Setting the stage for legalized slavery In California

September 22, 2009
1847 Map of Yerba Buena, aka San Francisco

1847 Map of Yerba Buena, aka San Francisco

 

As early as 1846, the powers that be in California were setting the stage for legal indenture, or enslavement, of Native Americans. 

 Captain John B. Montgomery was commander of the U.S.S. Portsmouth stationed at Yerba Buena, later known as San Francisco, when he received orders to claim the town for the United States.    Montgomery placed an American flag at the Plaza on July 9, 1846 and worked with Lieutenant Washington Bartlett, a junior officer on the Portsmouth, over the next five months to organize a local government for  San Francisco.

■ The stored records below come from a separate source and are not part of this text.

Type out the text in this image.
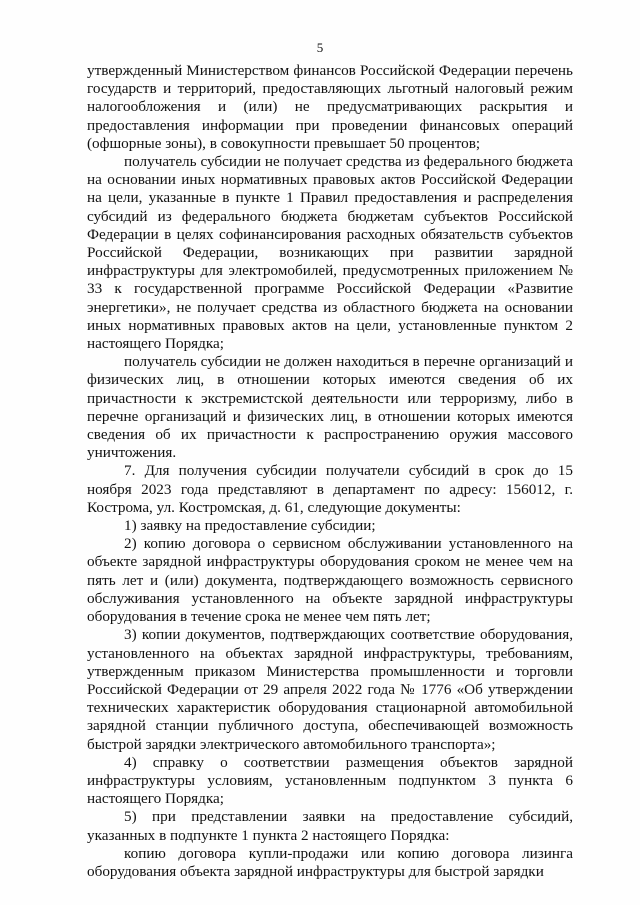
5

утвержденный Министерством финансов Российской Федерации перечень государств и территорий, предоставляющих льготный налоговый режим налогообложения и (или) не предусматривающих раскрытия и предоставления информации при проведении финансовых операций (офшорные зоны), в совокупности превышает 50 процентов;

получатель субсидии не получает средства из федерального бюджета на основании иных нормативных правовых актов Российской Федерации на цели, указанные в пункте 1 Правил предоставления и распределения субсидий из федерального бюджета бюджетам субъектов Российской Федерации в целях софинансирования расходных обязательств субъектов Российской Федерации, возникающих при развитии зарядной инфраструктуры для электромобилей, предусмотренных приложением № 33 к государственной программе Российской Федерации «Развитие энергетики», не получает средства из областного бюджета на основании иных нормативных правовых актов на цели, установленные пунктом 2 настоящего Порядка;

получатель субсидии не должен находиться в перечне организаций и физических лиц, в отношении которых имеются сведения об их причастности к экстремистской деятельности или терроризму, либо в перечне организаций и физических лиц, в отношении которых имеются сведения об их причастности к распространению оружия массового уничтожения.

7. Для получения субсидии получатели субсидий в срок до 15 ноября 2023 года представляют в департамент по адресу: 156012, г. Кострома, ул. Костромская, д. 61, следующие документы:

1) заявку на предоставление субсидии;

2) копию договора о сервисном обслуживании установленного на объекте зарядной инфраструктуры оборудования сроком не менее чем на пять лет и (или) документа, подтверждающего возможность сервисного обслуживания установленного на объекте зарядной инфраструктуры оборудования в течение срока не менее чем пять лет;

3) копии документов, подтверждающих соответствие оборудования, установленного на объектах зарядной инфраструктуры, требованиям, утвержденным приказом Министерства промышленности и торговли Российской Федерации от 29 апреля 2022 года № 1776 «Об утверждении технических характеристик оборудования стационарной автомобильной зарядной станции публичного доступа, обеспечивающей возможность быстрой зарядки электрического автомобильного транспорта»;

4) справку о соответствии размещения объектов зарядной инфраструктуры условиям, установленным подпунктом 3 пункта 6 настоящего Порядка;

5) при представлении заявки на предоставление субсидий, указанных в подпункте 1 пункта 2 настоящего Порядка:

копию договора купли-продажи или копию договора лизинга оборудования объекта зарядной инфраструктуры для быстрой зарядки
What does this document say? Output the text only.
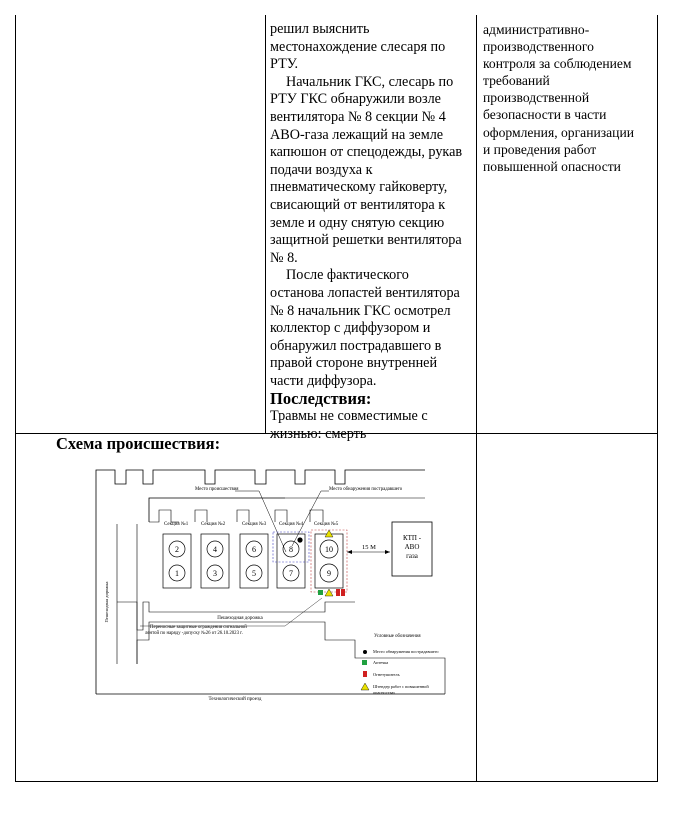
решил выяснить

местонахождение слесаря по

РТУ.

Начальник ГКС, слесарь по

РТУ ГКС обнаружили возле

вентилятора № 8 секции № 4

АВО-газа лежащий на земле

капюшон от спецодежды, рукав

подачи воздуха к

пневматическому гайковерту,

свисающий от вентилятора к

земле и одну снятую секцию

защитной решетки вентилятора

№ 8.

После фактического

останова лопастей вентилятора

№ 8 начальник ГКС осмотрел

коллектор с диффузором и

обнаружил пострадавшего в

правой стороне внутренней

части диффузора.

Последствия:

Травмы не совместимые с

жизнью: смерть

административно-

производственного

контроля за соблюдением

требований

производственной

безопасности в части

оформления, организации

и проведения работ

повышенной опасности

Схема происшествия:
Пешеходная дорожка	Пешеходная дорожка
Место происшествия	Место обнаружения пострадавшего
Секция №1	Секция №2	Секция №3	Секция №4 Секция №5
2	4	6	8	10
1	3	5	7	9
15 М
КТП -
АВО
газа
Переносные защитные ограждения сигнальной
лентой по наряду -допуску №26 от 26.10.2023 г.
Технологический проезд
Условные обозначения
Место обнаружения пострадавшего
Аптечка
Огнетушитель
Штендер работ с повышенной
опасностью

 In September, 1846, Montgomery issued the following proclamation.  On the surface, it appears to guard the Natives against illegal capture and enslavement, and in fact the title of the San Francisco history page where the proclamation is posted is called “End of Indian Slavery in San Francisco”.  But if you read closer, the wording simply transferred control of those natives from non-Americans to Americans by requiring those wanting Indian servants to obtain a contract from an American Justice.      It also requires that all natives “obtain service”, so they had to work for someone or risk “arrest and punishment by labor on the public works”.